Prior to this season, Atletico Madrid’s transfer business circled around one particular player: Kevin Gameiro. Despite the French forward’s assumed interest in moving from Sevilla to Barcelona — who were highly interested in acquiring his services — it was Simeone and Co. who eventually landed the 29-year-old in exchange for the disappointing Luciano Vietto. And that was that. The Colchoneros had gotten their man, and their already-potent attack was set to explode into a kaleidoscope of fury and goals. And to be fair, it has done just that. Although not exactly in the way they might’ve expected.
In this scenario, Yannick Carrasco is the unexpected lightning rod that not many saw coming. As the kinda-sorta-third wheel of Atleti’s Griezmann-Gameiro attacking platoon — Simeone’s preferred 4-4-2 formation creates more of a dynamic dual striking unit between the two Frenchmen rather than a trident — Carrasco has been destroying Primera defenses this season so far. After spending most of 2015/16 coming off the bench, the Belgian has played himself into a regular starting role by scoring five goals in his last four Liga matches. Production-wise, Carrasco is neck-and-neck with both Griezmann and Gameiro, who have notched six and five league goals, respectively.
Most casual onlookers will recognize Carrasco from his Champions League final equalizer last May — or at least from the celebration after the goal. His journey, however, began long before his he was Frenching his girlfriend in-front of the world from the San Siro sidelines.
After garnering moderate attention in Genk’s youth system, Carrasco moved to AS Monaco in 2012, where he established himself as a genuine prospect. Although he played a major part in Monaco’s 2013 promotion to Ligue 1, he first caught global attention after scoring this coffin-nailer against Arsenal in the 2014/15 Champions League Round of 16. Roughly five months after that memorable strike, Carrasco made his move to Atleti for a reported €17 million.
Carrasco can be best described as a tireless winger with a cool finishing touch. His wideplay conjures images of Franck Ribery, although his carnivorous instincts in front of goal also has him resembling Frank Lampard at times. He takes up a position that regularly pigeonholes speedy types as one-dimensional beings, but Carrasco is exposing more of his toolbox with every passing week. It just so happens that his direct playing style melds perfectly with Atleti’s end-to-end liveliness and blitz-the-penalty-area attacking methodology.
But it isn’t just that Carrasco is starting to score more goals. Rather it’s the nature of these goals and how he’s scoring them that’s significant, too. His October hat-trick against Granada reveals an effective inside-cut, as well as a prowess for poaching. Also consider the first from his brace against Malaga last weekend, where he leaves Bakary Kone for dead before hitting Carlos Kameni’s goalmouth in the one spot he’d be unable to stop it.
As concisely displayed in that Malaga goal, it’s the precision of Carrasco’s finishes that specifically spells trouble for future net-minders.

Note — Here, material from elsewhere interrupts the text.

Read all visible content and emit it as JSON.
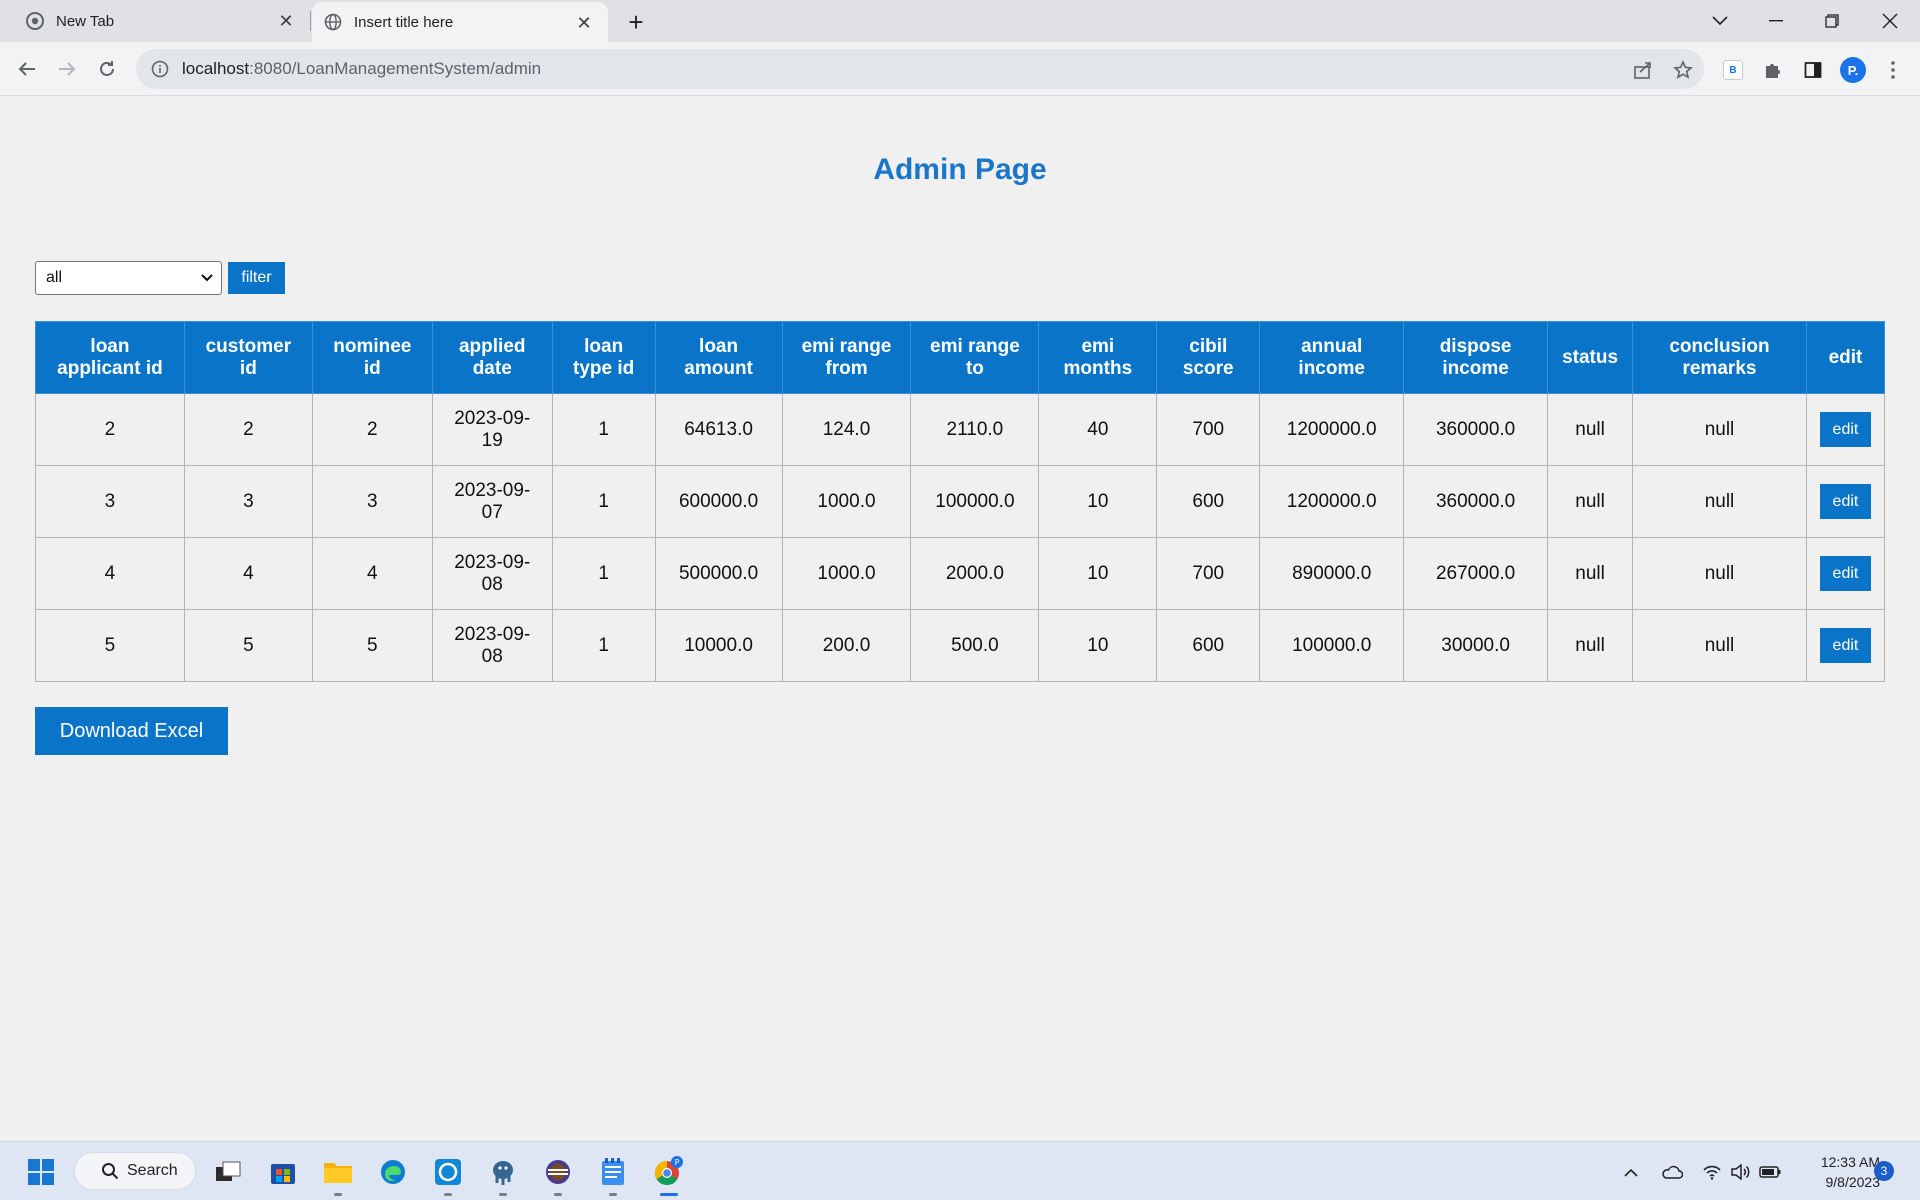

The speed and placement of his shooting, particularly toward the far-post, shows just how in-the-pocket he is at the moment. These goals are what it tends to look like when a player cracks a code, thus separating himself from those defending him.
Think of when Arjen Robben finally combined a sweet far-post curler with his patented cut-inside-to-the-left run. Like his Dutchman counterpart, Carrasco seems to be creating a gap, in both time and space, that usually accompanies a true breakout period. And his breakneck speed only compounds these advantages. Could the goals could be aberrations? Sure. But they probably wouldn’t look the way they do, nor be arriving in droves, if they were.
Here’s a truth: sometimes we — fans, pundits, writers, scouts, etc. — see the Next Big Thing coming from a mile away. Whether labeled “the new Messi,” or “Pele’s heir,” or “Zidane 2.0,” we often have the greats’ path to glory laid out for them before they even sign a professional contract. We notice them in a reserves match, an international youth tournament, or even a Football Manager simulation. It’s something those of us obsessed with the game can’t help but partake in, the christening of a new somebody.
But tomorrow’s Maradona, or even tomorrow’s Saviola, isn’t always so easy to identify. Sometimes we miss that somebody because they’re lurking, maybe a psychological breakthrough, or a shift in training, or a simple opportunity away from realizing their potential. There are countless footballers of whom we’ll never know their names or stories simply because the variables necessary for flourishment never aligned with their particular situation. Carrasco might not be 2020’s Ballon d’Or winner, but he’s proving right now that he’s much more than everyone thought he was.